If there is one thing I know about women it’s that almost everything that comes out of a man’s mouth can be construed as an insult. In fact, I minored in accidentally offending women – how else would you explain a girl freaking out on me when I told her that she had a body like J Lo (apparently not every woman appreciates their ass being compared to that of Latina royalty). My extensive background with these unintentional “rude” comments made me realize that if it this simple to anger a woman when you are trying to be polite, then intentionally snubbing a girl must be easier than Tara Reid after 9 shots of Stoli.

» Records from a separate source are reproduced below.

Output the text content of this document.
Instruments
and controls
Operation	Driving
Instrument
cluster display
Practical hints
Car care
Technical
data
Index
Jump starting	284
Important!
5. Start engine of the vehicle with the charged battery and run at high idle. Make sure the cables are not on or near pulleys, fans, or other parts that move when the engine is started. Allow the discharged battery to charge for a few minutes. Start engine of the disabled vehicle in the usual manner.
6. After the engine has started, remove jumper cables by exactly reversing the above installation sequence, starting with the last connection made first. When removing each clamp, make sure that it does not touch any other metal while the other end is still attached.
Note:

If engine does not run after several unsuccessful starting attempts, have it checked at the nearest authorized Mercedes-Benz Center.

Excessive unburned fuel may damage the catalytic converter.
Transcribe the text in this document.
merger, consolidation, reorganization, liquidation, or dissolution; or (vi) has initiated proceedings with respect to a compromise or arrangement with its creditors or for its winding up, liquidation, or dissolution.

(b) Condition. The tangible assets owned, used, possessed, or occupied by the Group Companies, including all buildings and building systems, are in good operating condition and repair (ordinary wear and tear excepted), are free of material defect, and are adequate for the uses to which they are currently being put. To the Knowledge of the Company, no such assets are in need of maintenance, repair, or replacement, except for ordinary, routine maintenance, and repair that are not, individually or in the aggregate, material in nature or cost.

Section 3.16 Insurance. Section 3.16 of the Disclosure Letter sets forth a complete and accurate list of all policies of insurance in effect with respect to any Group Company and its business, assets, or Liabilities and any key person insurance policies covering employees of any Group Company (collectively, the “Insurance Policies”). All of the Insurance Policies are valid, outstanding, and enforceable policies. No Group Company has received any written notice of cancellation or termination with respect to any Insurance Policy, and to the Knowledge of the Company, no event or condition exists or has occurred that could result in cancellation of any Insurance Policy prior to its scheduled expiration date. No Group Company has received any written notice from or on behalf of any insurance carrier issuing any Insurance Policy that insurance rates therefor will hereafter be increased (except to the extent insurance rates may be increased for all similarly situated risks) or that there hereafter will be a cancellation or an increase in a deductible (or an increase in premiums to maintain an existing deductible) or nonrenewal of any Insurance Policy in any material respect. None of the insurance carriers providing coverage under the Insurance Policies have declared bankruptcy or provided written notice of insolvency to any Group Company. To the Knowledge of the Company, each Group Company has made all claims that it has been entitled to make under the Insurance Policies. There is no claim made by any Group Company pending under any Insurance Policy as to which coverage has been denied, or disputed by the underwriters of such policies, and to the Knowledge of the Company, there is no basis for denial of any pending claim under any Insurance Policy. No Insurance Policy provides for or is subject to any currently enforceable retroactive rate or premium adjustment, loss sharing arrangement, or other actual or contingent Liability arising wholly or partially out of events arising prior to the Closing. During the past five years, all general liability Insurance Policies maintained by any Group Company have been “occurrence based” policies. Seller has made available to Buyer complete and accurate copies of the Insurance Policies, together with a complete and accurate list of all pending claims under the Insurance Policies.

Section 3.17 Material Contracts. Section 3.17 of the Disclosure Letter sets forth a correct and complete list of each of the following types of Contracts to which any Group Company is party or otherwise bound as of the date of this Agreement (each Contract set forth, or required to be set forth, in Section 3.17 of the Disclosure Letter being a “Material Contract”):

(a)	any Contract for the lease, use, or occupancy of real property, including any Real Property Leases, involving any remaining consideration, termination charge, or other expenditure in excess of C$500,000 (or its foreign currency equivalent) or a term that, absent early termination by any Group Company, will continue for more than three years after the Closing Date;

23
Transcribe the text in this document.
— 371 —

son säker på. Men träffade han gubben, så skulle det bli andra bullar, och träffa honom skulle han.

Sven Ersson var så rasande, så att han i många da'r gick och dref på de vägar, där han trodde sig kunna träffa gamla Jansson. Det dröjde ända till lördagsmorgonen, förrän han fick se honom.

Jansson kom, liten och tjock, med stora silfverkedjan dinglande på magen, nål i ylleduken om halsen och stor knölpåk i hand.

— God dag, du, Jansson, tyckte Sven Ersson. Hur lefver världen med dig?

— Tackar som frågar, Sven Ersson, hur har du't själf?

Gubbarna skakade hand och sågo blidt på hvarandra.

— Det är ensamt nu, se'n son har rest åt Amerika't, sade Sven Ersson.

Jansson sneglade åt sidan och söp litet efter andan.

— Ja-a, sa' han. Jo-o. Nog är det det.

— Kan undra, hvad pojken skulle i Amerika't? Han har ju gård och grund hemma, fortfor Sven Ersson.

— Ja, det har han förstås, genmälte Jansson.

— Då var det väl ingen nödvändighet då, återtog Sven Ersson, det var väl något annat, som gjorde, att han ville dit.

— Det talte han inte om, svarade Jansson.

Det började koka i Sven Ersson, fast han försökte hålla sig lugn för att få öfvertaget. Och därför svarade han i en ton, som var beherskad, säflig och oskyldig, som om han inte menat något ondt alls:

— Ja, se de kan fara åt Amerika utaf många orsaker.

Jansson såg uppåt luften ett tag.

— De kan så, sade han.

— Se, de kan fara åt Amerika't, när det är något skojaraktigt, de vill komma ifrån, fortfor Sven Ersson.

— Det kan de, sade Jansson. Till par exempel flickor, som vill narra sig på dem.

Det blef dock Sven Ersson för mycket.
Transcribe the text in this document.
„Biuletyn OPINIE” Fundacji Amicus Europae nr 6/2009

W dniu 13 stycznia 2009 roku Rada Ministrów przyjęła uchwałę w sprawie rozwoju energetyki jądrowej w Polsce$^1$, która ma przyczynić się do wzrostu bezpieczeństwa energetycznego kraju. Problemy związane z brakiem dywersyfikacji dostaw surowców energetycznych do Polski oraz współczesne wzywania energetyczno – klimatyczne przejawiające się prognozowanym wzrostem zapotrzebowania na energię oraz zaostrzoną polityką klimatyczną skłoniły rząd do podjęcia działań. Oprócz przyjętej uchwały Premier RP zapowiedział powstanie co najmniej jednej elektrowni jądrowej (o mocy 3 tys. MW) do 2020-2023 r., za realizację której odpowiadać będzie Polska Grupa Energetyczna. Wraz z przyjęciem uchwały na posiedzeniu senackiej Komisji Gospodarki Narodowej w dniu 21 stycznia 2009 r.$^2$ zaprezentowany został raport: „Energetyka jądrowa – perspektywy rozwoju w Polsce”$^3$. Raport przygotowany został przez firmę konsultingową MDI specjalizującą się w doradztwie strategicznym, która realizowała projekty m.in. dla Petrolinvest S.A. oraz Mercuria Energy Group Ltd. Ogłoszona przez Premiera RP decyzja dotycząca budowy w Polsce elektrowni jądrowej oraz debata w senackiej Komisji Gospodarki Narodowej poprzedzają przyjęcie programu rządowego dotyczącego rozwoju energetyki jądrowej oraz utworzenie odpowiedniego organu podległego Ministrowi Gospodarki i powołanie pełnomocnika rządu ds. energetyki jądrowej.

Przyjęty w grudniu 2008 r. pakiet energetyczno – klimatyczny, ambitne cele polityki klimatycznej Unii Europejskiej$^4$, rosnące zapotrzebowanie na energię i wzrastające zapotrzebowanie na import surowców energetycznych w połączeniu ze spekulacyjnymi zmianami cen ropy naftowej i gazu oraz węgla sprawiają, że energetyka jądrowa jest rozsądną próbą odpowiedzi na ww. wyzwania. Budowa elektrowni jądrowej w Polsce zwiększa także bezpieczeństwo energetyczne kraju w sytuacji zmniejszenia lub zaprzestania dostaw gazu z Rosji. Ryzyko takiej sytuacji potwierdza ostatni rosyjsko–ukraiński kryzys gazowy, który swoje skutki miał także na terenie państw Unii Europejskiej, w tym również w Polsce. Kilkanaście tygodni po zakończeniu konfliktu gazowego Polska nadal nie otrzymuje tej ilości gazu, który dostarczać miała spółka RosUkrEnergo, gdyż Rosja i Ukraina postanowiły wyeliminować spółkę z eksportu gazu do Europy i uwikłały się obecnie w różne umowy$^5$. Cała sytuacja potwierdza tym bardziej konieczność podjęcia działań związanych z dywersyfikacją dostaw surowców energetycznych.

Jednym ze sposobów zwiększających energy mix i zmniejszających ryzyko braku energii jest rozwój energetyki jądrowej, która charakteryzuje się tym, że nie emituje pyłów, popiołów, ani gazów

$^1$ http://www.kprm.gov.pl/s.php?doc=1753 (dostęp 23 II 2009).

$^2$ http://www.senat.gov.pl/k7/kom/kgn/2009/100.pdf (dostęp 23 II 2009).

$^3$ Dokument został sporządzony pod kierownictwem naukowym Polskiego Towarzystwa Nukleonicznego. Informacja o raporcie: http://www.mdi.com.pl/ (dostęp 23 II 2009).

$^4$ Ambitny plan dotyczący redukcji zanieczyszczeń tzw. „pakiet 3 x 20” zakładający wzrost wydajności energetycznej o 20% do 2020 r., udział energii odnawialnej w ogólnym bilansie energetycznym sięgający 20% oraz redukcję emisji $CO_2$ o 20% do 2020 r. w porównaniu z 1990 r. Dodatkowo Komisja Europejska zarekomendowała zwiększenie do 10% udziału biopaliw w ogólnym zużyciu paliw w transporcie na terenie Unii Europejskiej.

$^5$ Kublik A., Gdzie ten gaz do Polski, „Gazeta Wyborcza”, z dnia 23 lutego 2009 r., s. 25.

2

So, to steal a line from the Jiggaman, “with that disdain in my membrane” I have compiled some of the finest barbs to direct at your date to destroy their comfort level and ensure that you will be home free within 30 minutes or less. If you’re in a tight spot, try these jeers out and see where they get you:
– When the waiter comes by to take your dinner order, do not even let your date speak. Simply ask him to name some of the menu’s low-calorie specials and proceed to order her something off that list. Nothing grinds a lady’s gears quite like a remark about her weight. If the restaurant doesn’t offer low calorie meals, just get the broad a salad and make sure to emphasize that she will have it with low fat dressing. Don’t look her directly in the eye after placing the order; you may turn into stone.
– As soon as you sit down at the table, snap your fingers to rudely request the waiter’s attention. Once he arrives, quickly order a beer and two shots of the bar’s strongest alcohol (I told you this would separate the men from the boys). When you’re date says “No thanks, I really don’t want a shot right now,” you reply with “That’s sweet of you toots, but these are both from me – I’m gonna need all the help I can get to survive this night.” Yes, this one is rather ballsy but any girl who can be in the same room as you after this level of offense is a grade A skankopotamous with zero self-respect.
– When the conversation gets underway, keep telling your date that she reminds you of your ex-girlfriend… this should already get her feeling suspicious. Then start to bash your ex-girlfriend and let the expletives fly: call her a bitch, a slut, a hussy – whatever it takes to make it clear that anything associated with your ex must be damaged goods. Now back it up and let your poor date know that she is strikingly similar to your former love interest. If she doesn’t take the hint, then hit her over the head with the comparison by informing her that you and your ex banged on the first date and you expect the same treatment tonight.
– When all else fails, just act like a fucking caveman. Cut loose all ties to civilization and physically disgust your date to the point where she cannot keep her food down. Put your hand down your pants and claw at your yambag, get food all over your face and refuse to wipe it off, blow your nose into your sleeve, burp loudly enough for the table next to you to hear it, let loose a dangerously foul-smelling fart and excuse yourself to the bathroom because, as you so eloquently put it, “may have just shit your pants.” If she is still into you after all these nasty shenanigans, then she is a keeper… I don’t care what the girl looks like; anyone willing to put up with a potential shart is marriage material.
So there you have it folks, some of the surefire ways to act abusively enough that no date can survive. If all else fails, just tell the chick that you are into dudes and that you were only attracted to her because she resembles Mickey Rourke. If you have any suggestions on funny ways to get out of the date from hell then we encourage you to share them with us in the comments section below. Good luck single socialites, it’s a jungle out there.